Still, Aspect Star “N” is a very simple game by NES standards. There’s no bankswitching necessary, so the only hardware we need on the cartridge are the two ROM chips themselves, along with a lockout chip. So if you take a look at the board I used, a “discrete reproboard” from RetroStage, all those chips at the top stay unpopulated. We only care about the three at the bottom.

The discrete reproboard

Stuffing the board

Now that we have the board (that particular board appears to be no longer sold, but there are other equivalent ones out there) we have to populate it. This is going to involve some soldering. But it’s all easy-mode through-hole soldering, no special equipment required.

One warning!
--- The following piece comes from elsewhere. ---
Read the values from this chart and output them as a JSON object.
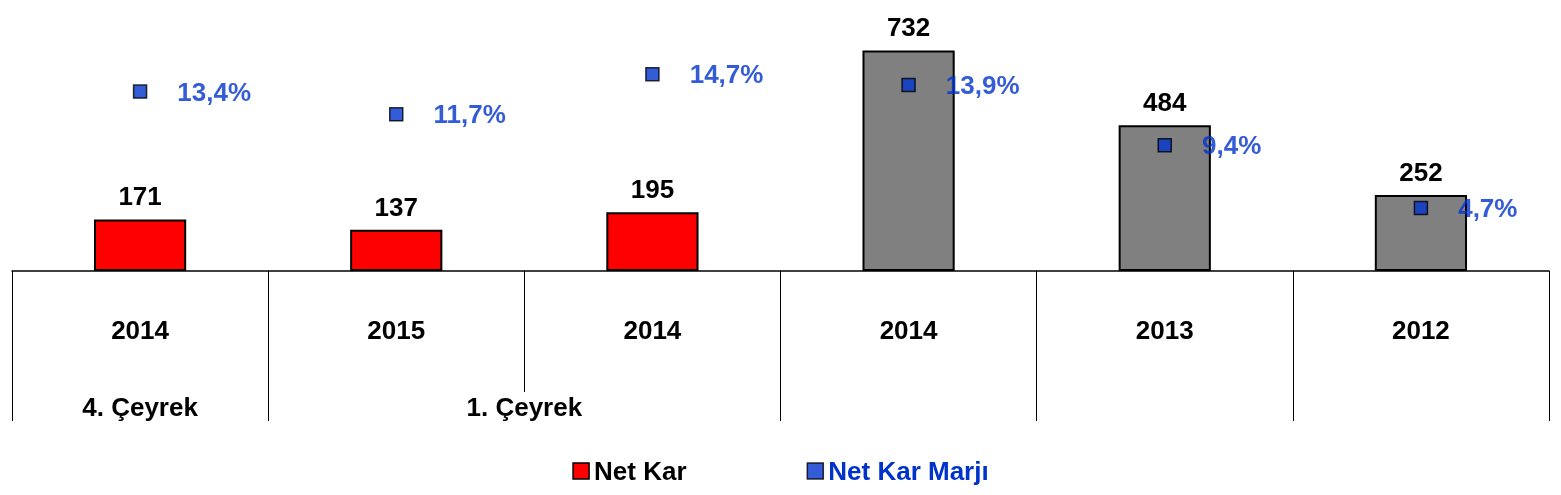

You probably will want to socket the main chips. Don’t do this! Space inside a cartridge shell is less open than you might think!

First off, if you’re making an NROM cartridge like I am, you’ll need to separate your NES ROM into two different files. One will be the 32KB of program data, the other will be the 8KB of graphics data. You might ask about the header– the INES header’s functionality is in reality played by the PCB itself, so you don’t need it. See all those solder pads on the board?

I’m using EPROMs. These are standard, but there are part numbers on the board itself. EPROM stands for Erasable Programmable Read-Only Memory; it’s erased by exposing the chips to UV light. (That’s why, if you have EPROMs you care about, always put a sticker over the chip) I got this cheap UV eraser from China, but if you have a UV lamp already it will probably do the same thing. In fact, I don’t recommend this model, because it came with a Europlug.

A cheap eprom eraser

Following erasing, you’ll need some sort of EPROM programmer. This here is a TL866II. These are also easily obtained anywhere Chinese electronic hardware is sold, but any programmer will work for EPROMs this basic and old. Make sure to verify that everything’s zero’d out first, you can do that in the software.

A USB programmer with a ZIF socket

And that’s it! Then you just solder everything in, including some sort of modern-day AVRCIC if you want your system to work on systems with lockout chips. (Interestingly, I don’t own an NES with a lockout chip) I’m not going to give soldering advice, as I’m quite bad at it.

Putting it all together

Cartridge shells are widely available on eBay, Etsy, and Amazon. I found these sweet transparent purple ones, which remind me of 90’s tech and also are just translucent enough to hide my terrible soldering job. (Just keep repeating to yourself: if it works, it’s not terrible)

A purple translucent NES cartridge

For the art, I wanted something early 90’s anime, thinking of in particular the art of Valis II, a classic platformer from 1989. Which is technically not the early 90’s, but let’s not get technical.

Valis II for the MSX and PC Engine CD boxart

So I reached out to a friend, and he suggested I talk to his friend Tim Sparvero. I’m glad I did, because he was super easy to work with, and did just an amazing job with the art. The astute among you will notice that her outfit looks nothing like her in-game outfit. As far as I’m concerned, that’s a plus.

Aspect Star N! The completed cartridge!

Aspect Star “N”, in the flesh. I never thought I’d see a game of my own like this. I’m really thrilled with how this turned out, and I think it might make me want to turn to the retro game homebrew again… This was a really fun project, and nothing was too difficult at all. (That’s why this article took so long to write, it didn’t feel worth it!)

And one more thing?!

The astute among you will notice that the cartridge pictured has no stickers over the EPROMs, and no lockout chip. That particular one was given to a close friend who doesn’t have an NES to play the game on, so I decided to save the AVRCIC, and give them the tradeoff of the cooler-looking but unprotected chips.